De ahí el docente pasa a la segunda idea, la evaluación: “Los profesores sí queremos evaluación, lo que pasa es que estamos disputando una concepción de evaluación distinta. El planteamiento del Ministerio es ligar las evaluaciones, que en estricto rigor son certificaciones, con el aumento salarial, y nosotros proponemos una concepción de educación que asume un proceso de confianza en el trabajo docente, una evaluación que sea con un foco principal en lo que se desarrolla al interior de la escuela, de la comunidad educativa, y no la evaluación externa, que es el modelo propuesto por el Ministerio. Y no por una cuestión antojadiza: porque los modelos externos no dan cuenta de la realidad concreta de la escuela, y no impactan en la mejora de los aprendizajes de los estudiantes”.

La tercera idea “dice relación con lo que se ha ido mostrando en la prensa, contextualizado como el agobio laboral; es decir, el trabajo extra del profesorado, que se lleva para la casa. Los datos indican que más del 50 por ciento de los profesores a nivel nacional dedican entre diez y treinta horas de trabajo en la casa. Eso se traduce en un agobio laboral enorme, no hay tiempo para la familia, hay un aumento de las enfermedades ligadas a este estrés -que está muy comprobado, sobre todo por investigadores de la Universidad de Chile-, con colon irritable, pérdida de la voz, etcétera. Hay un aumento de las licencias médicas de los profesores, pero no es porque los profesores sean flojos, sino que obedecen a lógicas de intensificación del trabajo”.

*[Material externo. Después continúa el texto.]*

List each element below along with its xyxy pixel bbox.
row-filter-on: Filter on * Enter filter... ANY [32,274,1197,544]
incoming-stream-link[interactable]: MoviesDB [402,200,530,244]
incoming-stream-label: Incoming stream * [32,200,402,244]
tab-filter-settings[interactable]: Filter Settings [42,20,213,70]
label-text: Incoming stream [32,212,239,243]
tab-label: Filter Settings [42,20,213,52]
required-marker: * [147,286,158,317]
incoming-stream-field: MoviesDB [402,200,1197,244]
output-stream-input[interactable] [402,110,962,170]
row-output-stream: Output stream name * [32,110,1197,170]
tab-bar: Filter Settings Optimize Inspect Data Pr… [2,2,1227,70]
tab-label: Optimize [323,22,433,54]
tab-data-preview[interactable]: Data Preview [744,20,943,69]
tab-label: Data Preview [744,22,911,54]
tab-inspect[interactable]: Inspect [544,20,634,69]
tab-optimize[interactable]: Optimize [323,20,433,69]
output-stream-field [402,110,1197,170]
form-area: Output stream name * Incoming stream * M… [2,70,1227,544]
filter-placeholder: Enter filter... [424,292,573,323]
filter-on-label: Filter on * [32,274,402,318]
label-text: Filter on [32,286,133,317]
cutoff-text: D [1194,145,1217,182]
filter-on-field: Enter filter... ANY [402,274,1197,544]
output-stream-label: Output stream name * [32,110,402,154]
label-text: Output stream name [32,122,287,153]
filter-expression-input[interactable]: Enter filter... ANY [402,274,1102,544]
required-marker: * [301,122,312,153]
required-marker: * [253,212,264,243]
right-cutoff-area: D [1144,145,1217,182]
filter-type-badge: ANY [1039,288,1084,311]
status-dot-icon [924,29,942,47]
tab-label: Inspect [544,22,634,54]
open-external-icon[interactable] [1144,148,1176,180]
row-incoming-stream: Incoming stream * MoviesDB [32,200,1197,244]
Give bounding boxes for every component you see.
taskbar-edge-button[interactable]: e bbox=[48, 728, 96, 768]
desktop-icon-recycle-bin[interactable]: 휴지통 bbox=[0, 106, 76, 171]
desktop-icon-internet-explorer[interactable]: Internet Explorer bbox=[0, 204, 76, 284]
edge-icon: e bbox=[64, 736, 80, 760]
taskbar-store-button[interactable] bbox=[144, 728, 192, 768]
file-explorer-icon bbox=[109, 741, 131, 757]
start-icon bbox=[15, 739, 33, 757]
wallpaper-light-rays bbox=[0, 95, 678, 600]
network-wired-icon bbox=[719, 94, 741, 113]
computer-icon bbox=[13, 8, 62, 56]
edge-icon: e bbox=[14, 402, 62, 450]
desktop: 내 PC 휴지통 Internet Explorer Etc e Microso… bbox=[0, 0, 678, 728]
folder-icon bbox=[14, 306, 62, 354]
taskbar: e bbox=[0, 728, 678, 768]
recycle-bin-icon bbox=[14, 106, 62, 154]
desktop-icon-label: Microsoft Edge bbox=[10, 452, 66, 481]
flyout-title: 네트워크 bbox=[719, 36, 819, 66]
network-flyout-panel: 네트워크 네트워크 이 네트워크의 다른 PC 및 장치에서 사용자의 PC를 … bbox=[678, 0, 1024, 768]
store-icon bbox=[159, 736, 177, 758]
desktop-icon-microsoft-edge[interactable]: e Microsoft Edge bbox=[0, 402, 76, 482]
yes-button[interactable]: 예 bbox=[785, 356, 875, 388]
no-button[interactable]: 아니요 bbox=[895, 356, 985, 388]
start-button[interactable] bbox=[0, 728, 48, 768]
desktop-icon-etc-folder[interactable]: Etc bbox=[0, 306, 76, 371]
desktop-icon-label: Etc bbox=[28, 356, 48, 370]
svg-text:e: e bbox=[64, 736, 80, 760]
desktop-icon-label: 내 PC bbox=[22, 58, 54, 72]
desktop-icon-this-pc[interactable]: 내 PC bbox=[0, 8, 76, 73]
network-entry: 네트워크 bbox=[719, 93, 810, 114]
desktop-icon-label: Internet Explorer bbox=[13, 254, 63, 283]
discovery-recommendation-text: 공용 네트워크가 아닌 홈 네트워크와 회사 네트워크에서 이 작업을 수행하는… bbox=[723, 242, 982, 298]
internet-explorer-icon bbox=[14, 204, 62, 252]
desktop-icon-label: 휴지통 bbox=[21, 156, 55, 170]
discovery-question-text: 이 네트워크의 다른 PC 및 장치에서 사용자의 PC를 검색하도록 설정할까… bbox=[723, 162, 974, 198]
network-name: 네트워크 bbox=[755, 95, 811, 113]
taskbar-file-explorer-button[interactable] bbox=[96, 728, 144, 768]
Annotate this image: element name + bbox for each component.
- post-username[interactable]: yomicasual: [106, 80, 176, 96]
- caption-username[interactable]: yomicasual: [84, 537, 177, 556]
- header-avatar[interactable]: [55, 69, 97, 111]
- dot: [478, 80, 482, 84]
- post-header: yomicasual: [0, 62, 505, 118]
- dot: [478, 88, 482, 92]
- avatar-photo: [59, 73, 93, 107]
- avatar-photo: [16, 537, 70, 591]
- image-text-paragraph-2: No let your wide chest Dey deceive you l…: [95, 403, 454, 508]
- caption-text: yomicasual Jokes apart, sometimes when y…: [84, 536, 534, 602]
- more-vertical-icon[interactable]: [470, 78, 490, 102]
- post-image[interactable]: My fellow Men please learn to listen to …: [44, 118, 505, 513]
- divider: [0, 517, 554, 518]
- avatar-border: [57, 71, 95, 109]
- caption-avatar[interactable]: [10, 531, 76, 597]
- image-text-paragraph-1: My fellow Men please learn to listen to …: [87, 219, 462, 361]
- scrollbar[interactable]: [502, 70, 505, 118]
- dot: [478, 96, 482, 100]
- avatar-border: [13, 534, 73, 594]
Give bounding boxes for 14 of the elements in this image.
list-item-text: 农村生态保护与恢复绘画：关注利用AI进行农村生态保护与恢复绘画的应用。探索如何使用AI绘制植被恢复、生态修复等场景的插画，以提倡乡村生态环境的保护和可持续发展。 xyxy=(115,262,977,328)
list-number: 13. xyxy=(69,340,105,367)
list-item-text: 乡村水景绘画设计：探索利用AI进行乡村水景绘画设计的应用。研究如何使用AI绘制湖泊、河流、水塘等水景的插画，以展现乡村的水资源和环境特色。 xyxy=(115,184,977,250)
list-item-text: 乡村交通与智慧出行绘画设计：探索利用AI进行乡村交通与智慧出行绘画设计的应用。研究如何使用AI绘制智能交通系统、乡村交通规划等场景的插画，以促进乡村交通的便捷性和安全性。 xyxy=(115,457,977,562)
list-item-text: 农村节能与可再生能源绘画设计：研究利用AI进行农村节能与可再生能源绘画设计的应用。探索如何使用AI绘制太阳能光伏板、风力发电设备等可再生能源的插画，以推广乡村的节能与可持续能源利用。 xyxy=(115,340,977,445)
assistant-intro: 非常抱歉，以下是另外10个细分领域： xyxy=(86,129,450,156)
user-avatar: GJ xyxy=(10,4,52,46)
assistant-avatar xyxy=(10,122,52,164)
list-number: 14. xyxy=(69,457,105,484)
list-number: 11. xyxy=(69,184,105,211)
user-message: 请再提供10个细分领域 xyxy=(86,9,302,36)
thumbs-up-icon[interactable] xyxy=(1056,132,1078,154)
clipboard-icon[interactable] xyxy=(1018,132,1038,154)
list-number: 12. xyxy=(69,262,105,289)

En este punto, “las demandas apuntan a 50 y 50 las horas lectivas y no lectivas. Ponerse un poco en la lógica de los estándares internacionales, no es ninguna aberración. Reducir el número de estudiantes por aula; hay evidencia científica, incluso estudios que han medido la densidad de oxígeno al interior del aula, que genera somnolencia, etcétera. Cuando tenemos una población que como resultado del modelo educativo es muy violenta, con muy pocas pautas culturales y cívicas, eso se expresa en el aula. Entonces debemos los profesores disponer de un ambiente con menos estudiantes para poder desarrollar un trabajo focalizado”.

Hacer bien el trabajo

Los temas expuestos en el libro “Arriba, profes de Chile” son muy sentidos por los docentes, “que en nada dicen relación con una defensa corporativa del magisterio: son cuestiones de carácter nacional, por una carrera docente que en última instancia es el conjunto de políticas que el Estado define para que los profesores hagan bien su trabajo. Bajo esa perspectiva está escrito este texto, que forma parte de un trabajo colectivo, de muchos profesores, del Movimiento por una Unidad Docente, una organización de jóvenes profesores que se está articulando a nivel nacional, que trabaja al interior del Colegio de Profesores. Creemos que hoy es muy importante fortalecerlo, pero al mismo tiempo desarrollar un trabajo sindical, y buscamos acercar los caminos que históricamente han estado en el magisterio: aunar la temática reivindicativa, salarial, con el discurso pedagógico”.

Finaliza destacando González que “proponemos la idea de la pedagogía crítica transformadora, como un marco teórico para entender nuestro ejercicio docente al interior del aula y fuera del aula. Es decir, el texto no solamente se queda en el diagnóstico, sino que en función de ello propone un referente teórico pedagógico, y una propuesta de organización para el magisterio del siglo 21”.